Remember Alex Haley’s Roots?  It was the literary, television and cultural event of a decade in many ways.  There is considerable debate about how accurate was the novelization of his search for the home of his ancestors in Africa; but it cannot be denied what the book and series set off — a massive upsurge in genealogical work among Americans of all races, not only African-American.  I myself became interested in it, and made a few short-lived attempts to trace my family, which fell apart when I hit the wall of how little information I had to use beyond the one surviving grandparent I had at the time.

Now, it’s become much simpler in some ways.  The Internet is a godsend for genealogy enthusiasts, allowing the pooling of research that was difficult in the past without making long trips to personally examine and photocopy records or photograph graves.  Now you can share the work of others who have been pounding away locally at the family.  I finally worked out a way to join ancestry.com, and I’ve spent about a week so far in the Real World, clicking on their iconic leaves to see where it takes me — mostly into things such as photocopied census records, but other sources of information that has been copiously copied and transcribed.  There are even family stories and photos, and contacts I’m starting to build up, especially concerning the step-branch of my family’s paternal side.  (Interestingly, I want to generate as big and bushy a tree as I can.  I must have some hobbit blood in me, wanting to discover all my cousins once removed to the ninth degree of relationship.)

It’s not always easy.  You can’t, of course, add everyone with the same last name; you need to compare records to make sure that the one you’re planning to add has the same birth date and location, lived in the right areas (if that information is available), and the same death date (if old enough).  Names, especially surnames, don’t stay consistent across the generations — remember how many names were changed by Ellis Island immigration officers; and it was easier for the person to accept their new identity, than fight the respelling or Anglicization of something polysyllabic and totally unpronounceable to an English-only-speaking functionary.  I’ve already run into a few doozies along the way.  And, of course, there’s still the chance that you’ll run completely out of deeper references for someone — no way in hell that you can find of tracing their mother and father, or siblings, further back without on-the-spot research.  Ancestry.com encourages you to network with others, and to offer your services as local researchers for someone looking for information.  Once in a while, though, you’ll hit a solid brick wall.

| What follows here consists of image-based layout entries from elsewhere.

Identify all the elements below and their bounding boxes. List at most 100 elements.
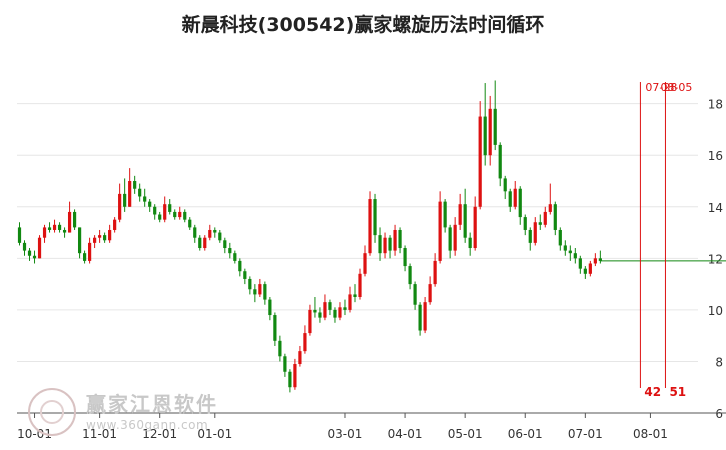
candle-body [443, 201, 447, 228]
candle-body [468, 237, 472, 249]
candle-body [573, 253, 577, 259]
cycle-marker-date: 08-05 [660, 81, 692, 94]
candle-body [393, 229, 397, 251]
candle-body [273, 315, 277, 341]
candle-body [203, 237, 207, 249]
candle-body [223, 240, 227, 249]
axes: 6 8 10 12 14 16 18 10-01 11-01 12-01 01-01 03-01 04-… [17, 98, 726, 441]
y-tick-label: 12 [708, 252, 723, 266]
candle-body [348, 294, 352, 310]
candle-body [27, 250, 32, 256]
candle-body [143, 196, 147, 202]
candle-body [108, 229, 112, 241]
x-tick-label: 10-01 [17, 427, 52, 441]
candle-body [388, 237, 392, 251]
candle-body [383, 237, 387, 254]
candle-body [358, 273, 362, 297]
x-tick-label: 01-01 [197, 427, 232, 441]
candle-body [363, 253, 367, 274]
candle-body [523, 217, 527, 230]
candle-body [198, 237, 202, 249]
candle-body [313, 309, 317, 313]
candle-body [318, 312, 322, 318]
candle-body [93, 237, 97, 243]
candle-body [123, 193, 127, 207]
candle-body [67, 211, 72, 233]
y-tick-label: 18 [708, 98, 723, 112]
candle-body [343, 307, 347, 310]
cycle-marker-count: 51 [669, 385, 686, 399]
candle-body [283, 356, 287, 372]
candle-body [398, 229, 402, 249]
y-tick-label: 6 [715, 407, 723, 421]
candle-body [598, 258, 602, 261]
candle-body [228, 248, 232, 254]
candle-body [453, 224, 457, 251]
candle-body [493, 108, 497, 145]
candle-body [128, 181, 132, 207]
candle-body [178, 211, 182, 218]
x-tick-label: 04-01 [388, 427, 423, 441]
candle-body [478, 116, 482, 207]
candle-body [218, 232, 222, 241]
candle-body [57, 224, 62, 230]
candle-body [368, 199, 372, 254]
candle-body [448, 227, 452, 251]
candle-body [593, 258, 597, 264]
candle-body [503, 178, 507, 192]
candle-body [138, 188, 142, 197]
candle-body [333, 309, 337, 318]
candle-body [588, 263, 592, 274]
candle-body [243, 271, 247, 279]
candle-body [88, 242, 92, 261]
candle-body [328, 302, 332, 310]
candle-body [303, 333, 307, 352]
candle-body [413, 284, 417, 305]
x-tick-label: 05-01 [448, 427, 483, 441]
candle-body [268, 299, 272, 316]
candle-body [98, 235, 102, 238]
candle-body [47, 227, 52, 230]
candle-body [238, 260, 242, 272]
grid-lines [17, 103, 698, 362]
candle-body [433, 260, 437, 285]
candle-body [578, 258, 582, 269]
cycle-markers: 07-28 42 08-05 51 [639, 81, 692, 399]
candle-body [193, 227, 197, 238]
candle-body [418, 304, 422, 331]
candle-body [52, 224, 57, 230]
candle-body [233, 253, 237, 261]
candles [17, 80, 726, 393]
candle-body [458, 204, 462, 225]
candle-body [518, 188, 522, 218]
x-tick-label: 03-01 [328, 427, 363, 441]
candle-body [118, 193, 122, 220]
candle-body [568, 250, 572, 254]
candle-body [22, 242, 27, 251]
candle-body [483, 116, 487, 156]
candle-body [373, 199, 377, 236]
candle-body [17, 227, 22, 243]
x-tick-label: 08-01 [633, 427, 668, 441]
chart-title: 新晨科技(300542)赢家螺旋历法时间循环 [181, 14, 545, 36]
candle-body [42, 227, 47, 238]
candle-body [538, 222, 542, 225]
cycle-marker-count: 42 [644, 385, 661, 399]
candle-body [153, 206, 157, 215]
candle-body [508, 191, 512, 207]
candle-body [208, 229, 212, 238]
candle-body [423, 302, 427, 331]
candle-body [473, 206, 477, 249]
candle-body [253, 289, 257, 295]
candle-body [113, 219, 117, 230]
candle-body [103, 235, 107, 241]
y-tick-label: 14 [708, 201, 723, 215]
candle-body [183, 211, 187, 220]
candle-body [82, 253, 87, 261]
candle-body [173, 211, 177, 218]
x-tick-label: 11-01 [82, 427, 117, 441]
candle-body [463, 204, 467, 238]
x-tick-label: 06-01 [508, 427, 543, 441]
candle-body [263, 284, 267, 300]
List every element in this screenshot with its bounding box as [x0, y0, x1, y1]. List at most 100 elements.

It has its rewards, though.  When I was a child of 4 or 5, the man I knew as my paternal grandfather was a wonderful person.  But it turned out, once I was old enough to understand, that he was my grandmother’s second husband; she had divorced my biological grandfather, who moved some 30 miles away and started another family…and apparently naming his new son the same as my father!  Believe me when I tell you that it confused people for years, and can confound the genealogists out there to this day.  So the good thing is that I know a lot more about the interrelationships in my family.  I’ve also, of course, discovered a few surprises that I never knew anything about when I was a kid.  Nothing that shatters my picture of my family at this point in time, but it explained many things such as silences and familial orders to not talk about certain relatives back then.  (There’s no feud like an old family feud.)

Ancestry.com isn’t cheap; you’re paying for access to a lot of records — in fact a s@%^house full of records and shared expertise.  A half-year membership for just U. S. records, forget the international, is about $80, paid semi-annually, of course.  There is a monthly rate, but the larger fees do save you.  Still, it can be fun to work on all this — enough to make me forget about Second Life for a time.  Ah, well; I needed a break, anyway.  The SL batteries are getting recharged with a spot of time away from the Grid.  I’ll probably be back in again in a day or two, so don’t forget about me!